RuntimeError: Expected tensor for argument #1 'indices' to have scalar type Long; but got CPUFloatTensor instead (while checking arguments for embedding)

Maybe somebody can tell me the answer before I go ahead upload the dataset somewhere and my code…
It is pretty simple.

Another general thought I had. To make the whole thing usable by non-experts, It would be cool, to turn everything into one callable function, that takes a (clean) dataframe and basically derives itself from the value_counts of each column, if it should be used as a category or a continuous variable.

jeremy · August 5, 2018, 10:27pm

NLL and CrossEntropy are the same - just changes whether the final activation function and loss function are combined (CrossEntropy) or not (NLL). Generally CrossEntropy is recommended for performance and numeric stability, although I often used NLL in the course to make it more clear what was going on.

BCE and CrossEntropy are equivalent in the case that you have a single one-hot encoded value (BCE) vs an int representing a level (CrossEntropy). However, BCE can also handle multiple labels (such as for the Planet amazon rainforest dataset).

Does that answer your question?

stas · August 5, 2018, 11:12pm

Thank you, Jeremy!

except fastai currently doesn’t handle the expected by pytorch y’s shape internally and requires a manual tweak:

y = y.reshape(len(y),1)

before feeding it to ColumnarModelData.from_data_frame() in approach 2. otherwise pytorch complains.

Would BCE have been a better choice in the Rossman notebook then?

Hopefully in v1 we will have demo notebooks for each of those different types of ml-tasks (e.g. in this case a variety of binary classification methods for a structured learner).

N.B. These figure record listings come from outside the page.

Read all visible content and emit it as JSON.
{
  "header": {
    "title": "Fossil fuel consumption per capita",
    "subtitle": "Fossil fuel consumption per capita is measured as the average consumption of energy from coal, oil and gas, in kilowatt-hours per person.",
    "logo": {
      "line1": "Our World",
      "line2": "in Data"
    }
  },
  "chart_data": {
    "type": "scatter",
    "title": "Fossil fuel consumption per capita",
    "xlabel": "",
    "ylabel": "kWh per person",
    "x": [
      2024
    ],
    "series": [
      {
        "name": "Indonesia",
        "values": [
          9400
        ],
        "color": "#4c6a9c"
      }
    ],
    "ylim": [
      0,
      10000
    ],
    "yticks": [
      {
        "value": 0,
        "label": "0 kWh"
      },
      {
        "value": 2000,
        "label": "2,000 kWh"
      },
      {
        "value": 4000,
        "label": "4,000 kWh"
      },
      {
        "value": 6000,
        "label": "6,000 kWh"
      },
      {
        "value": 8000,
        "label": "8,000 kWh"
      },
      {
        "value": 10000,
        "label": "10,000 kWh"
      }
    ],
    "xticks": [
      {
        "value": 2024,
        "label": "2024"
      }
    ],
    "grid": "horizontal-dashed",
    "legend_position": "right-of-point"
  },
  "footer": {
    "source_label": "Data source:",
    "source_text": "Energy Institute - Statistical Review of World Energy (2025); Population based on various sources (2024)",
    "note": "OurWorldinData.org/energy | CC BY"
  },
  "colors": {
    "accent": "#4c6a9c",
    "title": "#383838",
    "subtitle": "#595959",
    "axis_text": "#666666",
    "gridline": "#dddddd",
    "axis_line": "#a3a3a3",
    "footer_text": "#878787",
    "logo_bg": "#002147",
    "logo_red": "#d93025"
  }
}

jeremy · August 5, 2018, 11:28pm

The real problem here is that pytorch <0.4 didn’t have ‘rank 0 (scalar) tensors’, so that indexing into a vector gave to back a plain python number, not a pytorch tensor. This is now fixed in 0.4+:

So in v1 we’ll be able to remove this little hackiness.

Yes!

steveml · October 20, 2018, 10:23pm

Hi I’m trying to do multi class classification for a dependent variable with 3 values.
I’ve read through all the comments, and tried several things but have been unsuccessful.
Does anyone have a notebook or clear instructions on how i could accomplish this?

Thanks in advance

yangzan · January 21, 2019, 8:49am

Hello，where to download all of your datasets, could you give a link? thank you

quan.tran · January 22, 2019, 4:36pm

The original data itself is included in the Kaggle competition: https://www.kaggle.com/c/talkingdata-adtracking-fraud-detection

The data that I used to feed in my model was heavily preprocessed, which you can find the related 2 notebooks here: https://github.com/anhquan0412/talkingdata_clickfraud#preprocess

yangzan · January 23, 2019, 7:48am

thanks for your help.
you define accuracy function as the metirc, how can define RECALL or F1 Score for the extremely unbalanced dataset ?

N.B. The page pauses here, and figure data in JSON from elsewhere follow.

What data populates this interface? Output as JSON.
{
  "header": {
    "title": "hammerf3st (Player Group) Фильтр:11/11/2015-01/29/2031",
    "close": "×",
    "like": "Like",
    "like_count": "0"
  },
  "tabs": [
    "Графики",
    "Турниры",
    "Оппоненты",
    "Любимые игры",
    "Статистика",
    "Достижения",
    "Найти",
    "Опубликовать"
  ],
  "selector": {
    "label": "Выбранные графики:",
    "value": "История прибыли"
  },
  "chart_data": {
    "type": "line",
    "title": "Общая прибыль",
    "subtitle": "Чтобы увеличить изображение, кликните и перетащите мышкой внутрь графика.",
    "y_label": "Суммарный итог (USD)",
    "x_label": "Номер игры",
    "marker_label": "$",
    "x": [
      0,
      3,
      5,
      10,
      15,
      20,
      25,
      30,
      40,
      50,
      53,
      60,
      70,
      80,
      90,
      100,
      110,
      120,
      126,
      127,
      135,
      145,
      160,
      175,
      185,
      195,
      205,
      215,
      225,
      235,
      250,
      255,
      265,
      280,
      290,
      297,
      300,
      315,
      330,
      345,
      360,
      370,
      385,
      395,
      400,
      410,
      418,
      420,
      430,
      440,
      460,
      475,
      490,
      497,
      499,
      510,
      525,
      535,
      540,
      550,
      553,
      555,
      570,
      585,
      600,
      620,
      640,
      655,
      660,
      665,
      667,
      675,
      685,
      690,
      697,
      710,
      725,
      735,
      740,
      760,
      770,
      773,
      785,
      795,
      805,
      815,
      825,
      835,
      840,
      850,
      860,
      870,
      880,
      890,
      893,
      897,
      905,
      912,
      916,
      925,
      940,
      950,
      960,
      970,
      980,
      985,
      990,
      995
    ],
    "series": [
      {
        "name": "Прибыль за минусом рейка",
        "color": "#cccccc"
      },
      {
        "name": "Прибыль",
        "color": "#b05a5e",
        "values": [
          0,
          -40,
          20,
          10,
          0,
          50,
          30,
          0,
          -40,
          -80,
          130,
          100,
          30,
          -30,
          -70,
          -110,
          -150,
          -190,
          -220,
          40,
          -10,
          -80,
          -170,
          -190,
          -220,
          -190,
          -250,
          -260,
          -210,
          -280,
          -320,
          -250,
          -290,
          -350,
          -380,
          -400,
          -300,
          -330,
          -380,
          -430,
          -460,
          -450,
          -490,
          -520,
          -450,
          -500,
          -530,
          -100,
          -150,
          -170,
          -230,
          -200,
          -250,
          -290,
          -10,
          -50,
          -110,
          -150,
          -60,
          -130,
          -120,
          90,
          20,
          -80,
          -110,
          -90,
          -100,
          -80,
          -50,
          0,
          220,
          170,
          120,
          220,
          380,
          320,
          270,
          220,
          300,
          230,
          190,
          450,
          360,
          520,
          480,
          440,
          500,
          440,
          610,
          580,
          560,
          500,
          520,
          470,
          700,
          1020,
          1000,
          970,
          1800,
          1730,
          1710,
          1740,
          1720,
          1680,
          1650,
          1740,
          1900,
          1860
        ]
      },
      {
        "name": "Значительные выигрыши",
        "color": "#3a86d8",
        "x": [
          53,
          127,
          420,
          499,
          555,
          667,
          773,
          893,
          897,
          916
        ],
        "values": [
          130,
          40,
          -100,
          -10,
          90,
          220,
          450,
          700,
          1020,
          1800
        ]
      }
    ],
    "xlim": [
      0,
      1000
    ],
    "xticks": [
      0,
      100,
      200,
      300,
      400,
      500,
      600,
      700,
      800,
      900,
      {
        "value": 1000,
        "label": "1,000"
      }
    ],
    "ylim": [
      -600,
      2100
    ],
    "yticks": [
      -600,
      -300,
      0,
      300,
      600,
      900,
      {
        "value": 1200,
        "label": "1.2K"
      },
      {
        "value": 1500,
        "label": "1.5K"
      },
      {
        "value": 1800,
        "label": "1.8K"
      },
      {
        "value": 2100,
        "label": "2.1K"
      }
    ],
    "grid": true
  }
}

mdeore · January 29, 2019, 4:15am

With Approach 2: is_reg=False, is_multi=True, out_sz=1 (crit: binary_cross_entropy)

My experiment is for multi-class classification, i found the loss is going haywire. What i observed is that the dependent variable MUST have multiple rows (1000+) in the table to control over loss. In the binary classification case that is not a problem.

The same dataset works perfectly fine when i want to predict ‘a’ number as Jeremy mentioned on rossmann lesson. Like: Sales, price, etc. I think because we have ‘Sales’ in each row of the table. I still need to do quite a few other experiments, i think for multi-class i have to use ‘softmax’ i.e. (Approach 1: is_reg=False, is_multi=False, out_sz=2 (crit: nll_loss)) so that increasing the output value of one class makes the others go down .

Please correct me if am wrong?